His first job, in 1986, was at Sun Microsystems, designing and building increasingly more complicated equipment. The aim was to make equipment that would be simple to use and which would run existing applications.
The notion was compellingly simple.
Swiftly promoted, Mr Chuang was running international operations for the electronics giant. This meant everywhere outside North America and Europe.
'I love Hong Kong. This is home.
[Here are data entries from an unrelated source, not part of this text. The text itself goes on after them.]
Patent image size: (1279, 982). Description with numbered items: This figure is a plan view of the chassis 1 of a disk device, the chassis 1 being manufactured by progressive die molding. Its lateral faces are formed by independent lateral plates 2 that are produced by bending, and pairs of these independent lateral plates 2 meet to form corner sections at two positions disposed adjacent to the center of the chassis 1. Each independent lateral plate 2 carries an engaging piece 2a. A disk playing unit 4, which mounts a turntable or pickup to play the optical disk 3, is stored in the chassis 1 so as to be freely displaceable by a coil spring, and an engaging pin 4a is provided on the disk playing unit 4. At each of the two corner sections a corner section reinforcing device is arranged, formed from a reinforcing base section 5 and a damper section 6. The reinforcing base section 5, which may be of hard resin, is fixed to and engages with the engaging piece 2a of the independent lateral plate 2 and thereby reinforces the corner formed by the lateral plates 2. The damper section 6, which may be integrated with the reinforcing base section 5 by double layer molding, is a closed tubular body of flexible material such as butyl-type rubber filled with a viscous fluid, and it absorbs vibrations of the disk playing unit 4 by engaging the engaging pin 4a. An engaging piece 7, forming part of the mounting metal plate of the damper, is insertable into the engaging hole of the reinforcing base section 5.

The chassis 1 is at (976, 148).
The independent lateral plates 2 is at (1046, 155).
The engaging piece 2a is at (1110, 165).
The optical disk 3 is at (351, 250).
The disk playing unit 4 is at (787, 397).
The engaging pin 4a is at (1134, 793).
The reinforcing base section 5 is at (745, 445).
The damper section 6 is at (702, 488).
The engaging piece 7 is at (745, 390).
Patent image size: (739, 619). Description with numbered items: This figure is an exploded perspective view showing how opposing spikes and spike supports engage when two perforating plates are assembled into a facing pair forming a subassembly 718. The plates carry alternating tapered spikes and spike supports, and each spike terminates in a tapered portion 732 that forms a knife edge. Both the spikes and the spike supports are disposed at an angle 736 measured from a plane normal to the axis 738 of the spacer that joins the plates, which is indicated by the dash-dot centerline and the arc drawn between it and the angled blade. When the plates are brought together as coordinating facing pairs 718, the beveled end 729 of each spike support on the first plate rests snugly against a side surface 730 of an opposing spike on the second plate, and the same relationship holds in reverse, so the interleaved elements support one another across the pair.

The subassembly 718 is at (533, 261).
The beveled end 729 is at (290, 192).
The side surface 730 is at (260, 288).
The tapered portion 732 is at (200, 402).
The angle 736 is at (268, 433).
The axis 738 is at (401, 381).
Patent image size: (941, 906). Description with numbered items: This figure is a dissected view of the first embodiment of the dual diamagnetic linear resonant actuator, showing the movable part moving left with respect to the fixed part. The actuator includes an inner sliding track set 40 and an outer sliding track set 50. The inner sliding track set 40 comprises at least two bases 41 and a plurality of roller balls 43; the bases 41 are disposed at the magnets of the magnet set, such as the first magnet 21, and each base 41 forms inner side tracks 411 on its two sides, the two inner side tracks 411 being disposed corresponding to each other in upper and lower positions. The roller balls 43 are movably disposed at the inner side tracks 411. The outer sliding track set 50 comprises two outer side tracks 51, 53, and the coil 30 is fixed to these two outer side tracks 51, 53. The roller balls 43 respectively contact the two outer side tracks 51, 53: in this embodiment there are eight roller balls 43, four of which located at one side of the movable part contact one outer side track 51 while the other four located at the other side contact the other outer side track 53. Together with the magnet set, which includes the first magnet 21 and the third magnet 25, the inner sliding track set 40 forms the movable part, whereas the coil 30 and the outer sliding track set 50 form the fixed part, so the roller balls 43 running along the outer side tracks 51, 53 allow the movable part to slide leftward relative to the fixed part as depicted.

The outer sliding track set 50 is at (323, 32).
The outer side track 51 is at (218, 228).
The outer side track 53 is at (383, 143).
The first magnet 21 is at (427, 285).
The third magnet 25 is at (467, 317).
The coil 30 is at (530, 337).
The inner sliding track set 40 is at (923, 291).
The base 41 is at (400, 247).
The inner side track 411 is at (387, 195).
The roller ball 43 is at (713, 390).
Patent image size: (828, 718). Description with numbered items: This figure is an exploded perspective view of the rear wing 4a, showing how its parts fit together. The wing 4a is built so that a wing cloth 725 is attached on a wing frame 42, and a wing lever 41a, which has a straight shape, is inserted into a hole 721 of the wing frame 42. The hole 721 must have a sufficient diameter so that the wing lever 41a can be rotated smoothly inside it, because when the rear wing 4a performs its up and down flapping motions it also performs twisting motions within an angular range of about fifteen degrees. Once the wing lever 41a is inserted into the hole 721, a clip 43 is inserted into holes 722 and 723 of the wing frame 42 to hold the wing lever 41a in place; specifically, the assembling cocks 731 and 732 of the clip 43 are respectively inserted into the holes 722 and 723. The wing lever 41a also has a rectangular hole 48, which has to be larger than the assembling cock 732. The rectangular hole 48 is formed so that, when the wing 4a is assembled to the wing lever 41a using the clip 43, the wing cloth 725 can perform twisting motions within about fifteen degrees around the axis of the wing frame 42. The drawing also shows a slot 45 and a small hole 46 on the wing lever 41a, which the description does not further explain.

That job gave me an excuse to come back,' he said.
By 1995, heavily involved in Sun Microsystems information technology, he was at a personal crossroads.
'Do I go on with a big company, or do I go with myself?'
He took the bet on his own talents and with two partners set up their broom closet office in East Palo Alto, south of San Francisco.
'It was before Internet, prior to the dotcom explosion,' he said.
'But it was pretty clear that information technology was going to move much closer to the end user.'
What he saw coming was an era when people used their own computers to run their businesses rather than depending on a specialist computer company doing it for them.
'We built technology that allowed entrepreneurs to use all applications,' he said.